With a little regex, in python, I can do this, and it works. Basically I split text into paragraphs the following way, I wonder if there's a simpler, more eficient way:
cleared_txt = re.sub('\n{2,}', '\n\n', txt)
paragraphs = cleared_txt.split('\n\n')
The following code creates a file with only one line break per paragraph and fixes the original file structure.
Is it posible to do this with nltk?
book_file = os.path.join(os.getcwd(), 'data/el_quijote.txt')
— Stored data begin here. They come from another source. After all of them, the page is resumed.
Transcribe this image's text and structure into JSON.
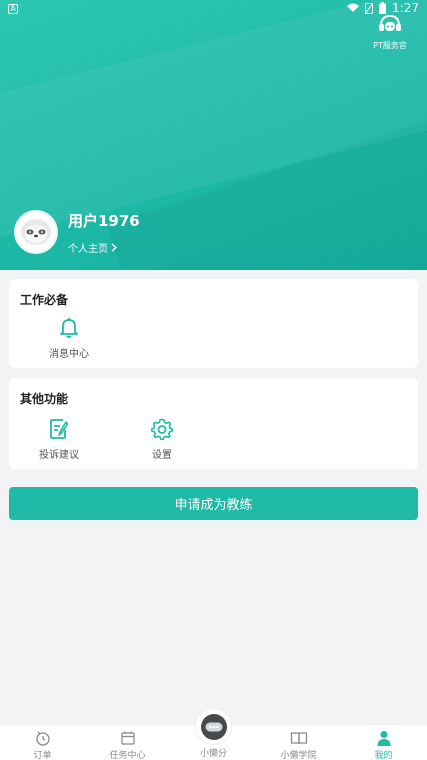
{
  "status_bar": {
    "time": "1:27"
  },
  "header": {
    "customer_service_label": "PT服务官",
    "username": "用户1976",
    "homepage_link": "个人主页"
  },
  "work_section": {
    "title": "工作必备",
    "items": [
      {
        "label": "消息中心",
        "icon": "bell-icon"
      }
    ]
  },
  "other_section": {
    "title": "其他功能",
    "items": [
      {
        "label": "投诉建议",
        "icon": "feedback-icon"
      },
      {
        "label": "设置",
        "icon": "gear-icon"
      }
    ]
  },
  "apply_button": "申请成为教练",
  "tabbar": {
    "items": [
      {
        "label": "订单",
        "icon": "clock-icon"
      },
      {
        "label": "任务中心",
        "icon": "calendar-icon"
      },
      {
        "label": "小懒分",
        "icon": "robot-icon"
      },
      {
        "label": "小懒学院",
        "icon": "book-icon"
      },
      {
        "label": "我的",
        "icon": "person-icon"
      }
    ],
    "active": "我的"
  },
  "colors": {
    "accent": "#1fbaa8",
    "background": "#f2f3f5"
  }
}
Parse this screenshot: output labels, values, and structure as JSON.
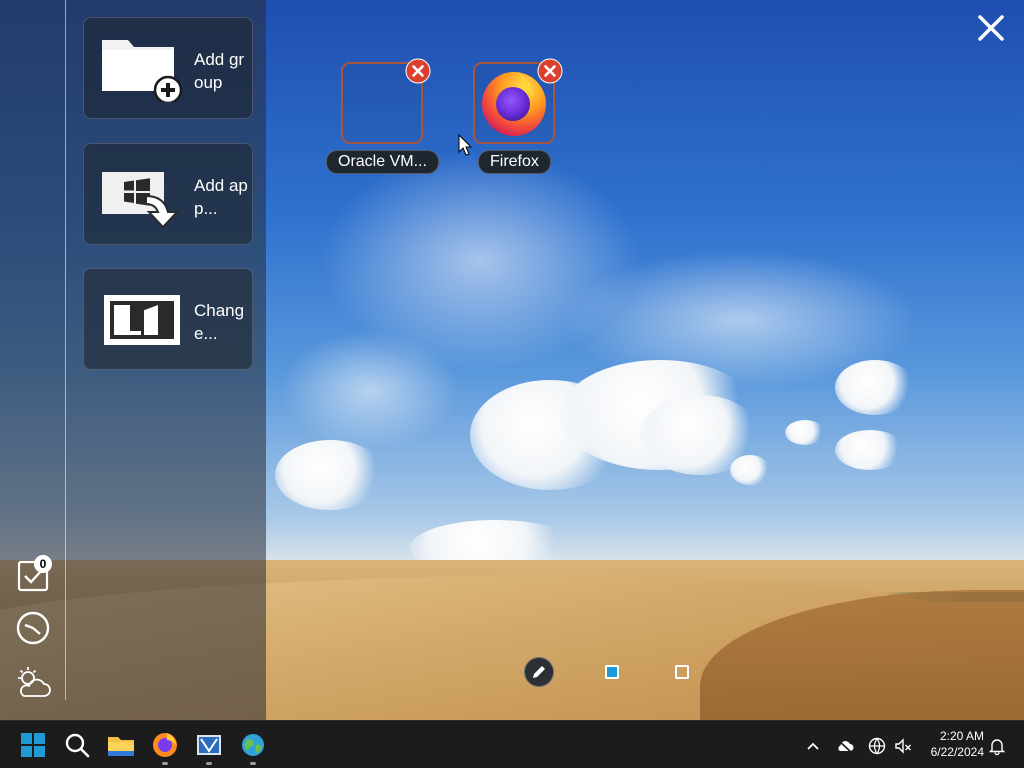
{
  "side_panel": {
    "tiles": [
      {
        "name": "add-group",
        "label": "Add group",
        "icon": "folder-plus-icon"
      },
      {
        "name": "add-app",
        "label": "Add app...",
        "icon": "windows-import-icon"
      },
      {
        "name": "change",
        "label": "Change...",
        "icon": "book-icon"
      }
    ],
    "todo_count": "0",
    "side_icons": [
      "checklist-icon",
      "clock-icon",
      "weather-icon"
    ]
  },
  "desktop_apps": [
    {
      "label": "Oracle VM...",
      "icon": "",
      "remove_icon": "remove-icon"
    },
    {
      "label": "Firefox",
      "icon": "firefox-icon",
      "remove_icon": "remove-icon"
    }
  ],
  "bottom_controls": {
    "edit_icon": "pencil-icon",
    "pages": [
      "active",
      "inactive"
    ]
  },
  "taskbar": {
    "apps": [
      "windows-start-icon",
      "search-icon",
      "file-explorer-icon",
      "firefox-icon",
      "virtualbox-icon",
      "edge-globe-icon"
    ],
    "tray": [
      "chevron-up-icon",
      "cloud-offline-icon",
      "network-icon",
      "volume-muted-icon"
    ],
    "time": "2:20 AM",
    "date": "6/22/2024",
    "notification_icon": "bell-icon"
  },
  "colors": {
    "accent": "#1e9ad6",
    "remove_red": "#d9412e",
    "frame": "#a8553d"
  }
}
book_fixed = os.path.join(os.getcwd(), 'data/el_quijote_fixed.txt')
with open(book_file, encoding='utf-8') as f:
txt = f.read()
cleared_txt = re.sub('\n{2,}', '\n\n', txt)
with open(book_fixed, "w", encoding='utf-8') as f2:
f2.write(cleared_txt)
paragraphs = cleared_txt.split('\n\n')
count_blank = 0
count_text = 0
for p in paragraphs:
p = p.strip()
if p == "":
count_blank += 1
elif len(p) > 0:
count_text += 1
print("Total paragraphs: {0},\ntotal blank lines: {1},\ntotal non empty blocks: {2}".format(len(paragraphs), count_blank, count_text))
The code works as expected and displays this output:
Total paragraphs: 5255,
total blank lines: 0,
total non empty blocks: 5255
This is a similar question to these ones, but no one of them has a concrete answer.
How to split Text into paragraphs using NLTK nltk.tokenize.texttiling?
Split Text into paragraphs NLTK - usage of nltk.tokenize.texttiling?